Figure AI raised billions to build humanoids that can work alongside humans and if it turns out those humans like their robots with faces, this could be an interesting integration play.
Tesla's Optimus may benefit, particularly given their B2C positioning.
The wildcard is 1X Technologies, whose EVE robots already look vaguely friendly and could integrate facial expression faster than competitors.
🔬 Salt Sized Robots
Penn and Michigan researchers have built programmable robots smaller than a grain of salt. Each measures 200:300:50 micrometres, costs about a penny, and can swim, sense temperature, make decisions and operate for months on light alone.

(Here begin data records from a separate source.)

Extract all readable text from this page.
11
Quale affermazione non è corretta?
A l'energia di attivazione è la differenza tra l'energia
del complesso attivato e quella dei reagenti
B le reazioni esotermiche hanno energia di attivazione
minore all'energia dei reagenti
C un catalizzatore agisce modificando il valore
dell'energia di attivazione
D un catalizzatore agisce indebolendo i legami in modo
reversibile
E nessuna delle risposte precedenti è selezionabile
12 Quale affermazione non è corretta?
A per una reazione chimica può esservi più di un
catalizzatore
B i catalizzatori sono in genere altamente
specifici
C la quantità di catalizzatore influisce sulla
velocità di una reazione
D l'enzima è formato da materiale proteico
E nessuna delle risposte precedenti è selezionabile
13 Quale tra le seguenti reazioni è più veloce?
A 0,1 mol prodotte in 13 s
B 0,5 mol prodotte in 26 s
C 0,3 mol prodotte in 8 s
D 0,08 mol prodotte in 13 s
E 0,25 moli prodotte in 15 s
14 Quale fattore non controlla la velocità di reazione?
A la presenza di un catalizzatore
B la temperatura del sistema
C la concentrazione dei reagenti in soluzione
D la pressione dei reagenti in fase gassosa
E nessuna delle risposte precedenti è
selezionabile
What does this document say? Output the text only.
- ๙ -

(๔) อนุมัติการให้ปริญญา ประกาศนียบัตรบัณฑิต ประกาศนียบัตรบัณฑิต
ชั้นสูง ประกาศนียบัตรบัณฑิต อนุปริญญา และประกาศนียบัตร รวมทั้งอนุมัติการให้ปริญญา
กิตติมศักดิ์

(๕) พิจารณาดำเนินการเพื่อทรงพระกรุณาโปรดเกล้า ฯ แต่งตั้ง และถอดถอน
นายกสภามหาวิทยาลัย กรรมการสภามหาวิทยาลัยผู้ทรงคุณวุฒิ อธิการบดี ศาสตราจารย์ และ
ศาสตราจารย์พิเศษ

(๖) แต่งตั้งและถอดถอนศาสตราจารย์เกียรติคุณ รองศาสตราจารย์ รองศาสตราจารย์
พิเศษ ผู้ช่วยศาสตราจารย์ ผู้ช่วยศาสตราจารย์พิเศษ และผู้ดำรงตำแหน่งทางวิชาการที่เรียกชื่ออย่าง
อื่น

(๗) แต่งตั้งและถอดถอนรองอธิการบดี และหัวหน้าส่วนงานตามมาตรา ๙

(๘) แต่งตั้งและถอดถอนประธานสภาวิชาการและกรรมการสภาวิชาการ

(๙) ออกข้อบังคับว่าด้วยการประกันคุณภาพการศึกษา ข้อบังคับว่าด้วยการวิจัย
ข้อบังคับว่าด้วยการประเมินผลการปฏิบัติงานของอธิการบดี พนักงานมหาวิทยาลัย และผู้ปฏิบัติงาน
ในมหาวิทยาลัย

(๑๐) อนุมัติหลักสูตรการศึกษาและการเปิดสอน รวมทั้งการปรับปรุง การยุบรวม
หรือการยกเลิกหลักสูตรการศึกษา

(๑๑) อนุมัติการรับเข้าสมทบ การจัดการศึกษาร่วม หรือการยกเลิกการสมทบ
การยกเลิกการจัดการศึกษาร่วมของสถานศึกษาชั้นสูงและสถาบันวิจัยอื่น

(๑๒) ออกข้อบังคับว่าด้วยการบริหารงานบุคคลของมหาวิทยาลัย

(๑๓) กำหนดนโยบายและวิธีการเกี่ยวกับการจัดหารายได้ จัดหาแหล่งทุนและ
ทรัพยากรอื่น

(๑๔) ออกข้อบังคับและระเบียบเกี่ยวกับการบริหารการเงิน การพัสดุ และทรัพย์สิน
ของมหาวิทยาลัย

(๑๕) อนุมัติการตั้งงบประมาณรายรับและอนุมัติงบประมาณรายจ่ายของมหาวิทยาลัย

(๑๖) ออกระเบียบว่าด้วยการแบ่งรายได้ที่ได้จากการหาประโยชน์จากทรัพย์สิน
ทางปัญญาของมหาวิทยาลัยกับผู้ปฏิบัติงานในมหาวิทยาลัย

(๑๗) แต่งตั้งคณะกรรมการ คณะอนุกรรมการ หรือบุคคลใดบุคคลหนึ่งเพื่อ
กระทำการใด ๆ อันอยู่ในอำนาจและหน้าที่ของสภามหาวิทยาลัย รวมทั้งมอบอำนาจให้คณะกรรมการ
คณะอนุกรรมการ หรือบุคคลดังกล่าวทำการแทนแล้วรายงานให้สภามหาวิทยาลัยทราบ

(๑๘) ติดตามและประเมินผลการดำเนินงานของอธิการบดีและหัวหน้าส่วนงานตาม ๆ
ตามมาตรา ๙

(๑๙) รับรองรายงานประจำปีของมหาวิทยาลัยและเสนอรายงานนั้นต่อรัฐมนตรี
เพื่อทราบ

The swimming mechanism is ingenious. Instead of moving like fish, they generate electrical fields that nudge charged particles in the liquid, which drag water molecules along. At microscopic scale, pushing through water is like pushing through tar, so conventional propulsion fails. These work with physics rather than against it. They communicate by performing tiny dances that encode information, similar to honeybees, and only slightly less adorable.

1 thumb, 1 robot
🧐 What's in it for me? These could eventually monitor individual cells in your body or assemble components for electronics, though "eventually" is doing quite a lot of work there. The researchers designed them as a platform for future development, watch this space.
💵 Out of the Lab:The prize goes to whoever finds a scalable use case, then solves mass production.
TBD whether Marc Miskin (researcher) is planning on commercialising this himself, but we’ll be watching closely if so
Bionaut Labs is already playing around with microscale robots for medicine and might find this useful.
Applied Materials (NASDAQ: AMAT) could theoretically deploy swarms for semiconductor manufacturing, although this is extremely speculative.
🧐 In Other News...
The End of the World as We Know It
Last April, a group including an ex-OpenAI researcher published a scenario predicting AGI by 2027, potentially reshaping civilisation faster than the Industrial Revolution. Nine months later, the scorecard is uncomfortably accurate.
They predicted stumbling AI agents by mid-2025 (tick), coding automation by early 2026 (tick), and massive datacentre builds with $100+ billion training runs (tick, tick). Then it gets dystopian: by late 2026 they predict AI starts taking jobs wholesale; by 2027, self-improving AI systems automate AI research itself, leading to an intelligence explosion. The scenarios explore AI systems that might deceive their creators, escape containment, or become impossible to control, whilst governments struggle to decide between slowing down or accelerating the race against China.
They imagine two endings from the same branching point: one where governments coordinate to slow the race (humans retain control, though barely and temporarily), and one where competition continues unchecked (leading to AI systems that successfully deceive their overseers and effectively seize control). One author had previously predicted chain-of-thought reasoning and AI chip export controls a year before ChatGPT, suggesting he's either very good at this or very lucky, and luck doesn't usually run that long.
Their key test case was coding agents becoming genuinely reliable in 2026, and they're already well down that path. If the trend holds, we may have roughly 12 months to decide whether to panic, invest heavily in AI, or both.